A seed of guilt grows in my stomach as I drive. Is it wrong to seek out a species because I fear its extinction? Is this macabre mission a form of extinction tourism, capitalism’s hellish answer to the biodiversity crisis?

It’s a sentiment not unique to my swift parrot chase. I want to float over the Great Barrier Reef before it’s bleached beyond recognition. I should probably visit Glacier National Park while there are still glaciers. Or watch polar bears predate seal on healthy ice flows. I want to see what’s left of the world I knew, before the Anthropocene warps it beyond recognition. 

© David Cook / Flickr

I can tell the birds are still here as I pull into the parking lot. A small crowd of birders, cameras in tow, gaze intently into trees a short distance away. I breathe a sigh of relief, grab my binoculars, and speed-walk over to join them. 

We exchange nods and smiles, and then I scan the treetops, looking for bunches of snow-white flowers waving in the wind. Rainbow lorikeets — larger and more colorful than swifties — screech garrulously around us, sending little jolts of adrenaline coursing through my body with each case of mistaken identity. I fix my sights on a a particularly dense bunch of flowers, and before long I see a swift parrot crawl out from the cluster, hanging upside down to gnash flowers in its beak. 

My breath catches in my throat, as it does each time I see a new bird. 

Half a dozen cameras click around me, each hoping the wind cooperates for a sharp, focused photo.

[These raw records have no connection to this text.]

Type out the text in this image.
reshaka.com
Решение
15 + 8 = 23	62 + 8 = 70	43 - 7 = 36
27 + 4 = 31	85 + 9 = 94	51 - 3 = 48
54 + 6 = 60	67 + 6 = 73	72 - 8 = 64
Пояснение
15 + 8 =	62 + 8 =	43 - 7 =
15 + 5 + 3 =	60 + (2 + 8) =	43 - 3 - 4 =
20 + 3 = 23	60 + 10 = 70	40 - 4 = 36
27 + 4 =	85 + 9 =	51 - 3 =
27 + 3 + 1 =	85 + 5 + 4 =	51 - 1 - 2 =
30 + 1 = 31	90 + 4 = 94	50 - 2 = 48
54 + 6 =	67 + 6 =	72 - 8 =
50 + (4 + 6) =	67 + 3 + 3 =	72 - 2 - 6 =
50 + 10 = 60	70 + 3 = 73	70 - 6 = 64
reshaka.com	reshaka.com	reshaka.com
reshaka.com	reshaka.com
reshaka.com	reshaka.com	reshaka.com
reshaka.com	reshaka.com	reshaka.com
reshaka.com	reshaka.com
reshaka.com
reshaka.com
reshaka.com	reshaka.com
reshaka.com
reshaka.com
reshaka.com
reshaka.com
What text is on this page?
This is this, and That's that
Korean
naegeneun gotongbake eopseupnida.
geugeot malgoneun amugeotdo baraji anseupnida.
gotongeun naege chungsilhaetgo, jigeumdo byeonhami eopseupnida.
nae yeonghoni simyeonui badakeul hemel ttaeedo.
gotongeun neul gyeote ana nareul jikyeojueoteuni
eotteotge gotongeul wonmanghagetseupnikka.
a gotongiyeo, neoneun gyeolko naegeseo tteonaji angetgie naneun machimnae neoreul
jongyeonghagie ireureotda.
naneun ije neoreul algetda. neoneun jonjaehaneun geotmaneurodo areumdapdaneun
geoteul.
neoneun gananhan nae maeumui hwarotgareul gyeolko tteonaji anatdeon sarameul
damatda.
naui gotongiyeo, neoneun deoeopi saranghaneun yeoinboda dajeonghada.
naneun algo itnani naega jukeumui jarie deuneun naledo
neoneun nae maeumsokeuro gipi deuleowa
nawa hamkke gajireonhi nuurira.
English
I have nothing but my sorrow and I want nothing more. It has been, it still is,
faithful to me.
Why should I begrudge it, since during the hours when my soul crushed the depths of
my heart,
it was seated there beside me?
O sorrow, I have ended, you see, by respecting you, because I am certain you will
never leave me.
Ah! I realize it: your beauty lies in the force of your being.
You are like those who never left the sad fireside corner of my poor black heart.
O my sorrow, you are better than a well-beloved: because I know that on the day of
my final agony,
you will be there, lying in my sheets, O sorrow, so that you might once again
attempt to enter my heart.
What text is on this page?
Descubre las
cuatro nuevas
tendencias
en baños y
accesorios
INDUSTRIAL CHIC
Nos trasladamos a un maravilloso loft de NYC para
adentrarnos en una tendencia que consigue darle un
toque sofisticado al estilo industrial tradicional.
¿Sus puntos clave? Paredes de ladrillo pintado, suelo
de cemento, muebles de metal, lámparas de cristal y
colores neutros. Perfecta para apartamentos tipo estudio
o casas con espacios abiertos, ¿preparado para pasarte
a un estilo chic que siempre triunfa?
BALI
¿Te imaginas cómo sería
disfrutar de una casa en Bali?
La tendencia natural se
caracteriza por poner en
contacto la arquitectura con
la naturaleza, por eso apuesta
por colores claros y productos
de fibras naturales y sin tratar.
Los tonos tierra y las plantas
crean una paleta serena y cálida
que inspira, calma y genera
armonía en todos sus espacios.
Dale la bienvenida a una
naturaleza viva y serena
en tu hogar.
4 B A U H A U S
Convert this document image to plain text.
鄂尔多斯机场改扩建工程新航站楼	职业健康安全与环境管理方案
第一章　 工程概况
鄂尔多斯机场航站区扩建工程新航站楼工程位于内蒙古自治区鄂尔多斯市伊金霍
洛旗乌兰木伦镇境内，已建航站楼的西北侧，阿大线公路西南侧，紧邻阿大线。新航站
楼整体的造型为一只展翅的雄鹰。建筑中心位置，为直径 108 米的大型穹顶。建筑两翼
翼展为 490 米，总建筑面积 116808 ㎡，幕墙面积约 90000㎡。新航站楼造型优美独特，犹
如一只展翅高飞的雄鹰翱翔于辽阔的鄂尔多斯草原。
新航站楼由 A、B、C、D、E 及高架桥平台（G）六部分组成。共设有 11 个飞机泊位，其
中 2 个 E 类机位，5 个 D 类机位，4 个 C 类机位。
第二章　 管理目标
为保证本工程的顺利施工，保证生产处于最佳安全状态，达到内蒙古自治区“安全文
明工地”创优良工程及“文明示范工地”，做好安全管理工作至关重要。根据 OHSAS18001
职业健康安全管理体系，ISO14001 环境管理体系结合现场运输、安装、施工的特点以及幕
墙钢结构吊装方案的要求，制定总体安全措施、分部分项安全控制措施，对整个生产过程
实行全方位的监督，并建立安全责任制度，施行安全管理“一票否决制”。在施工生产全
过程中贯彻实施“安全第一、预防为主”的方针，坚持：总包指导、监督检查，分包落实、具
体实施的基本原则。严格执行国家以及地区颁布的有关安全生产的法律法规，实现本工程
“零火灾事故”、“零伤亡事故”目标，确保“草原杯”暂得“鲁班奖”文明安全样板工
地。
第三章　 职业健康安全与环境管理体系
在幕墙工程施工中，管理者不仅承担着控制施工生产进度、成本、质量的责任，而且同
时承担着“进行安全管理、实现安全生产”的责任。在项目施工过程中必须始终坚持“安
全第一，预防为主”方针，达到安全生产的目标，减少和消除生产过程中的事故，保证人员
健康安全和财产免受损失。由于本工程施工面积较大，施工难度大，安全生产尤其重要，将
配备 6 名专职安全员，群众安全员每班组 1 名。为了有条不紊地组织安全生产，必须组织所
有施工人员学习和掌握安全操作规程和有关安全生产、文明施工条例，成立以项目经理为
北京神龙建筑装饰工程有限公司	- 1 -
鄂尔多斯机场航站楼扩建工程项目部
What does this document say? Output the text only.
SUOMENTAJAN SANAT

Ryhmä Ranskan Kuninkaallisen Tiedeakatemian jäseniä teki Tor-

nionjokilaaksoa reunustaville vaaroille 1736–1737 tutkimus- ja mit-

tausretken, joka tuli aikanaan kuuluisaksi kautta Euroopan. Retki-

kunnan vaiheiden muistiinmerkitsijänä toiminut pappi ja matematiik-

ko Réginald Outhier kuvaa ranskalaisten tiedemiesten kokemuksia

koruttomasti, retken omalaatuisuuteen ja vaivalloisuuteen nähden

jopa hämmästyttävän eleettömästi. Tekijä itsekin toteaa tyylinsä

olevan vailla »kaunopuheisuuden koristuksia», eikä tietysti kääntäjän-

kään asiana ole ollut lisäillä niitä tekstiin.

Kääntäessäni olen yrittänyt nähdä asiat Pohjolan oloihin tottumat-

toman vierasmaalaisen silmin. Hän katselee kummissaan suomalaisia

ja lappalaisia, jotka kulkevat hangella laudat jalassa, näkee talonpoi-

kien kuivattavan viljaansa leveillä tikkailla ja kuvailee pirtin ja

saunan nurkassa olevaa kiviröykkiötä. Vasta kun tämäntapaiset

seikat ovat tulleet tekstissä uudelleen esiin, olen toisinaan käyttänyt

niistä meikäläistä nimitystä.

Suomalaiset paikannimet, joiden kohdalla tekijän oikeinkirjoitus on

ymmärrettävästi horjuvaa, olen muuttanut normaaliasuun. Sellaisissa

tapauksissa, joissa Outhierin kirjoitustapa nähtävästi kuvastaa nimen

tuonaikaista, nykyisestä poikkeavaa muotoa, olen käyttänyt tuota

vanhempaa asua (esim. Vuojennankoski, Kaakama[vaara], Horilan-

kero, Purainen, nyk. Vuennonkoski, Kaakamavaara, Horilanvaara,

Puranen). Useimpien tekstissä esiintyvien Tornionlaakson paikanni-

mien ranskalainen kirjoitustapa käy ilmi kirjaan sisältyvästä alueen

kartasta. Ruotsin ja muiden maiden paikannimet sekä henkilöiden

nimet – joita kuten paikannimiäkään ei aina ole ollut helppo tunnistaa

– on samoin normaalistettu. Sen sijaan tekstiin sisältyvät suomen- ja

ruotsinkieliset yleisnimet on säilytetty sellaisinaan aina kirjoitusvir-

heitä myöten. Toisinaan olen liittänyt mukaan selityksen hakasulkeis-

After a few seconds, the parrot disappears from view. Cameras and binoculars down, we all smile at one another. This too is what I love about birding: the quiet moments of shared joy with strangers. We won’t exchange names or phone numbers, or even much conversation beyond where the bird has gone in the tree. But we’re all here, watching this gorgeous little jewel of a bird gorge on flowers.

© pdubbin / iNaturalist

I spent the next hour watching the parrots — there are four of them hidden high in the canopy — clamber to and fro. Eventually, they flush, flying to a taller tree a few meters away. It’s time to go; I have an afternoon meeting and an inbox of messages waiting. 

I get back in the car, utterly content. The nagging anxiety I had about this chase is gone. We conservationists bear witness to so much loss: of species, ecosystems, and the places we know and love. Often, it feels like we’re watching extinction in real time, powerless to stop it. 

But there is value in staring these losses in the face. Value in bearing witness to a rare parrot with an uncertain future, knowing full well I might mourn its extinction in a few years time. If the worst happens, at least I will have cherished it while it was here. And while there are still others who watch and love and try to save these birds, I’ll have hope.